Sampling with Replacement
A question popped up in my mind after finished reading the 1st point. So basically, we’re doing random under-sampling in which the ratio of minority and majority class is 1:1. By bootstrapping, it simply means that we take some random samples with replacement. However, one thing to note here is when the number of minority class is much less than the number of majority class, e.g. 1:100000, we won’t need to do bootstrapping at all (just take all the minority instances).
Then, I got confused by the 2nd statement on the same point. As you can see, it states that we need to do sampling on the majority class with replacement as well. For those who don’t know yet about sampling with or without replacement, the concept is greatly simple. Sampling with replacement means that after you fetched a sample from a data pool, you put it back to the pool. Consequently, the probability of drawing a sample at a certain point of time is independent from the previous drawing. Vice versa, sampling without replacement simply means that we don’t put the sample back to the pool. In other words, the probability of drawing a sample changes at every point of drawing time.
Back to the topic. By sampling with replacement, the consequence is very evident. Yup, the sampled data might contain duplicates. I’m still not sure with my own hypothesis, though. Probably my understanding is less accurate which means that what the author means by with replacement here might be different from my perspective. What do you think?

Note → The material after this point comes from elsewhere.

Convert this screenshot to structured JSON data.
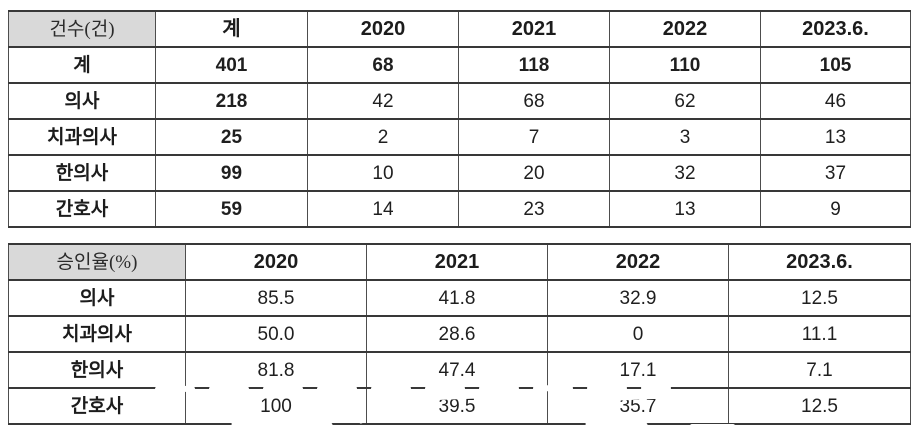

I was going to implement this algorithm using PySpark, yet the 2nd point made me thinking a little bit deeper. I thought that Spark ML’s Decision Tree Classifier has a parameter for specifying the number of features used to select the best split at each node. But after searching through some references online, I didn’t manage to find it. Unlike on Random Forest Classifier where we can specify the number of features via a param called featureSubsetStrategy, I didn’t find the same thing on Decision Tree Classifier.
Well, I think it’s funny because BRF implementation should use Decision Tree class at its core. To handle such a case, we could still use Random Forest by modifying its behavior such that it acts like a common decision tree. For instance, for each tree induction, we can set the number of trees to 1, impurity=gini, subsamplingrate=1, etc. What do you think?
So, what do you think? Any suggestion? And CMIIW.